Conclusion: sous la coupe d'une autorité supérieure, d'un "pape" ou d'une "papesse cathodique" sanctifiés par les caméras, un individu est capable de perdre tout discernement, et de basculer, sourire aux lèvres, dans la barbarie.

 

 

image_7060433_144_108.jpgChristophe Nick, petit fils d'évangéliste protestant

 

Ma spécialisation sur le protestantisme m'invite à souligner un détail qui aura échappé à beaucoup, y compris à Wikipedia: le réalisateur du "faux" jeu télévisé de ce soir n'est autre qu'un petit-fils de pasteur.

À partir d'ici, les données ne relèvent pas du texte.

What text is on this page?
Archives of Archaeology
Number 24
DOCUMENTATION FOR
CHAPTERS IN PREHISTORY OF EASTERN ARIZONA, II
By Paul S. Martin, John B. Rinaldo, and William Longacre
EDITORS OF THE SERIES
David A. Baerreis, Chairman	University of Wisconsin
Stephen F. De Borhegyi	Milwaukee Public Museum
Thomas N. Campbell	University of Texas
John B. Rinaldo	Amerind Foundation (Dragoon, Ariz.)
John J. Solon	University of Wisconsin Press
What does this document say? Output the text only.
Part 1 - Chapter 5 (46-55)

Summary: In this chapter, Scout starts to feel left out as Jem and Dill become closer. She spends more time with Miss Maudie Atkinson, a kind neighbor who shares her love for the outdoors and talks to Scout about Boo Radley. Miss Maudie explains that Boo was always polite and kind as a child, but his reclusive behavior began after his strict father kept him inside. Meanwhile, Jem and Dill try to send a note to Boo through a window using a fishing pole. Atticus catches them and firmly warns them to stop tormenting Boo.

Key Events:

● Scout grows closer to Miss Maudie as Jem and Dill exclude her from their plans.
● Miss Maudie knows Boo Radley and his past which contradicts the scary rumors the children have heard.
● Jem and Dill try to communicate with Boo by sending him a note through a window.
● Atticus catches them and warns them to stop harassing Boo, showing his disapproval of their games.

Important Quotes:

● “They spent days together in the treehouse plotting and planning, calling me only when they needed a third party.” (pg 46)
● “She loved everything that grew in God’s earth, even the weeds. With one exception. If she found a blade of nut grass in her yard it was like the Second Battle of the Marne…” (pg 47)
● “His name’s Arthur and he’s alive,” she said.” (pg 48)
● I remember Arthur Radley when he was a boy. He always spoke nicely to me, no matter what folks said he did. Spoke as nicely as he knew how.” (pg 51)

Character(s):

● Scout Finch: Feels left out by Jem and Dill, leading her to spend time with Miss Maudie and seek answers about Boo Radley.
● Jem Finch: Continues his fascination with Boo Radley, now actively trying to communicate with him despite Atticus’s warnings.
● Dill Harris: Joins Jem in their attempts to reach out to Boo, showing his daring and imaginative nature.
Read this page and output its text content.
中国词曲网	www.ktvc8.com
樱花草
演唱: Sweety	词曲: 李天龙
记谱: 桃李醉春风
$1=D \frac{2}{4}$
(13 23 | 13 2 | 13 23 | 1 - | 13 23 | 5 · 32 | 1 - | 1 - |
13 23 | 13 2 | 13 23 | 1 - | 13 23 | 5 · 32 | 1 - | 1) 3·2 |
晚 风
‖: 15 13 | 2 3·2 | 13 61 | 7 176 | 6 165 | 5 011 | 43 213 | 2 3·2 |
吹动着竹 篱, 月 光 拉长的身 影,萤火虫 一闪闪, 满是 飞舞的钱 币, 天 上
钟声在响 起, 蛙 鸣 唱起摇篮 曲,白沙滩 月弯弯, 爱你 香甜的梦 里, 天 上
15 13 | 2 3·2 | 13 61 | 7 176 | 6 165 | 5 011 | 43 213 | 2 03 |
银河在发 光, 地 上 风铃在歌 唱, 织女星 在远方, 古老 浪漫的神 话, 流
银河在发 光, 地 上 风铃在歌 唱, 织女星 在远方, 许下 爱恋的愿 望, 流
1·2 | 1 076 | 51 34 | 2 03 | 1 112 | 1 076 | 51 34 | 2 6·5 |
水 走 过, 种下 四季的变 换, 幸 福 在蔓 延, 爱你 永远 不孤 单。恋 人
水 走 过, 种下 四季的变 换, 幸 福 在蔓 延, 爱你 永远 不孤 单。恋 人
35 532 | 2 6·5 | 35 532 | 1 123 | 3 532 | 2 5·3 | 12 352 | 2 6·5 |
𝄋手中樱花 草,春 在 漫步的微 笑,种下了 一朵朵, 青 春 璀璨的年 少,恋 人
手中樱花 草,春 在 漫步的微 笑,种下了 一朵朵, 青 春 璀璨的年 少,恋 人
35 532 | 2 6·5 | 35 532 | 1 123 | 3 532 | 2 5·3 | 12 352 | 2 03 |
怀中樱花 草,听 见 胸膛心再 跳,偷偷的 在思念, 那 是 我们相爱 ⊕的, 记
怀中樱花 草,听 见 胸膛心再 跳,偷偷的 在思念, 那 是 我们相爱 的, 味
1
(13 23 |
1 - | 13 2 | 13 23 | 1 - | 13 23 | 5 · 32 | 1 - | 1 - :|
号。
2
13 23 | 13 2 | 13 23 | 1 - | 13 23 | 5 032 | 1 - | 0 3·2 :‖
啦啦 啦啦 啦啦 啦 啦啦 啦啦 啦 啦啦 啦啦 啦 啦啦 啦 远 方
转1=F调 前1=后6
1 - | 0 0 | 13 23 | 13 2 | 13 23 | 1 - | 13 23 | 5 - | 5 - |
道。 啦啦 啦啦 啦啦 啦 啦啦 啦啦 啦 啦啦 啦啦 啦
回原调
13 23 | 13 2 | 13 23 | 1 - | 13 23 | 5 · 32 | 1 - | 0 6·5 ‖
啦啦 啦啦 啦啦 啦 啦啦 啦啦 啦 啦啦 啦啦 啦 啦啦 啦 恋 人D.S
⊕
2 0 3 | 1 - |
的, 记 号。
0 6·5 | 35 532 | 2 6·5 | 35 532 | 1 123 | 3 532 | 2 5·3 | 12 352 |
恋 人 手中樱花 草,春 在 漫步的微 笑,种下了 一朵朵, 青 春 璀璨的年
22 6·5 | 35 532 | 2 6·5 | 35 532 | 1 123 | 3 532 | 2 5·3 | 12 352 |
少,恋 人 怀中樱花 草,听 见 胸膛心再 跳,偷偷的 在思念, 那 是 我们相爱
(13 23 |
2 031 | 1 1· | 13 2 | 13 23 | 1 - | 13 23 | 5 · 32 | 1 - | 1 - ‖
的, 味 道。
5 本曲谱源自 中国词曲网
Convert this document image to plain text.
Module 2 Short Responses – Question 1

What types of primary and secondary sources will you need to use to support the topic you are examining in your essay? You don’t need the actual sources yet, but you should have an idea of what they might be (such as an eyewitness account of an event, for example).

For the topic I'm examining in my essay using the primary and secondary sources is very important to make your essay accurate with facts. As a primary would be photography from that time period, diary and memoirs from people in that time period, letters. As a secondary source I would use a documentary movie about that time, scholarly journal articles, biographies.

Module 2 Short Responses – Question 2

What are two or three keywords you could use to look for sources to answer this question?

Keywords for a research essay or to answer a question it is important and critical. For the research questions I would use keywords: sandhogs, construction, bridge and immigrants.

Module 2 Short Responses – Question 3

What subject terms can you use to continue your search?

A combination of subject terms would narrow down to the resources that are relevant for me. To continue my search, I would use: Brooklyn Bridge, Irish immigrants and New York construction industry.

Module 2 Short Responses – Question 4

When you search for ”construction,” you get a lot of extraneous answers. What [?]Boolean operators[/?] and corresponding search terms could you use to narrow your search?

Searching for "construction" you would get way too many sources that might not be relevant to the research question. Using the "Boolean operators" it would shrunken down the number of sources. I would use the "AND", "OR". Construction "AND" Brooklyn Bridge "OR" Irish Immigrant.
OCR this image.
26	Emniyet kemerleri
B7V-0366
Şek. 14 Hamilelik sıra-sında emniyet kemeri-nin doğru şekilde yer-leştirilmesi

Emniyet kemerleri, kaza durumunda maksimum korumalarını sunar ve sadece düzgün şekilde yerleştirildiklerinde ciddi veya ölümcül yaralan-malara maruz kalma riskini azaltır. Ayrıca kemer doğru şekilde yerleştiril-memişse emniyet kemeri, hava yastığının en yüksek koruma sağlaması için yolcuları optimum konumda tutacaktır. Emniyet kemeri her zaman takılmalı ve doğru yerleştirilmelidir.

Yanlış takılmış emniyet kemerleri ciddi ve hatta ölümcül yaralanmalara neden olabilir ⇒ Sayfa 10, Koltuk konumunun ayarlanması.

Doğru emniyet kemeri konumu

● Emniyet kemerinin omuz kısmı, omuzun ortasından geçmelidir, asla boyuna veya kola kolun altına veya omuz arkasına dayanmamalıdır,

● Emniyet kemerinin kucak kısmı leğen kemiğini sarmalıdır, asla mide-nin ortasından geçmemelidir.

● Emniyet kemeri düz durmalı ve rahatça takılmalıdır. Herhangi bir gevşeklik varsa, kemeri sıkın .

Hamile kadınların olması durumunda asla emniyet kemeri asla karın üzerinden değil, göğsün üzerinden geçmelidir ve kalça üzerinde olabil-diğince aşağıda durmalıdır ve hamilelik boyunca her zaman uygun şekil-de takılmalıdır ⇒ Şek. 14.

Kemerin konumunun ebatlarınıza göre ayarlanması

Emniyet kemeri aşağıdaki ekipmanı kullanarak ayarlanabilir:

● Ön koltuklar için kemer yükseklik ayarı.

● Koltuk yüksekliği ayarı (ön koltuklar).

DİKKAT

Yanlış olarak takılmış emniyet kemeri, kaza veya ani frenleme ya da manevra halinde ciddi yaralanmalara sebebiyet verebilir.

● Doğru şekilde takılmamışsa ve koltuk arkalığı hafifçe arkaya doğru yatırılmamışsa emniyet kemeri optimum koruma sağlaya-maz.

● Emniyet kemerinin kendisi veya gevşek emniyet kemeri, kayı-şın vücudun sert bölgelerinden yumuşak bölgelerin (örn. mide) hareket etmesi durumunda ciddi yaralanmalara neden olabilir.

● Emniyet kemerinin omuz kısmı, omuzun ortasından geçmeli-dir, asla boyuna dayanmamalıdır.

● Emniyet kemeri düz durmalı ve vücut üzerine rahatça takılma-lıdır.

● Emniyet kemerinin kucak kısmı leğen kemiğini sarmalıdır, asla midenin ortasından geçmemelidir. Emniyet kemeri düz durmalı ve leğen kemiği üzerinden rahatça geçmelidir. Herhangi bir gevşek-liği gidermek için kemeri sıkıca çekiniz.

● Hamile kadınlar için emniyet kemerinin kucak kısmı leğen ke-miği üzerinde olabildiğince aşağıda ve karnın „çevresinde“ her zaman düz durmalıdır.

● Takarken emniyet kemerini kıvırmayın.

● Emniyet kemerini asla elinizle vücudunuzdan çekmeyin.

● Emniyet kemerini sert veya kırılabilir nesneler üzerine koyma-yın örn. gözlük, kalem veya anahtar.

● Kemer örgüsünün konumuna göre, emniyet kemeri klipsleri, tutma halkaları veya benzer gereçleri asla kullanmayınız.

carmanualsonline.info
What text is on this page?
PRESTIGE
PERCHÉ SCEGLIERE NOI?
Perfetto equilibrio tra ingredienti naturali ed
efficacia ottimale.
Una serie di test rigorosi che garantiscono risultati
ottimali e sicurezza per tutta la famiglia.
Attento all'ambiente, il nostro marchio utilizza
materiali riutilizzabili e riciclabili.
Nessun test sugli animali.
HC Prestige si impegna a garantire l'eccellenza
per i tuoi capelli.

Et pas de n'importe quel pasteur! Christophe Nick, interviewé dans le magazine Technikart de ce mois de mars, est le petit-fils d'un célèbre évangéliste protestant, à savoir Henri Nick (1868-1954).



Hasard? Pas seulement.

 

Né en 1958, l'année de la mort de son grand-père (reconnu "Juste parmi les nations" par l'institut Yad Vachem), Christophe Nick aborde explicitement ses origines protestantes dans l'interview qu'il a accordée à Technikart (mars 2010, p.48 à 52).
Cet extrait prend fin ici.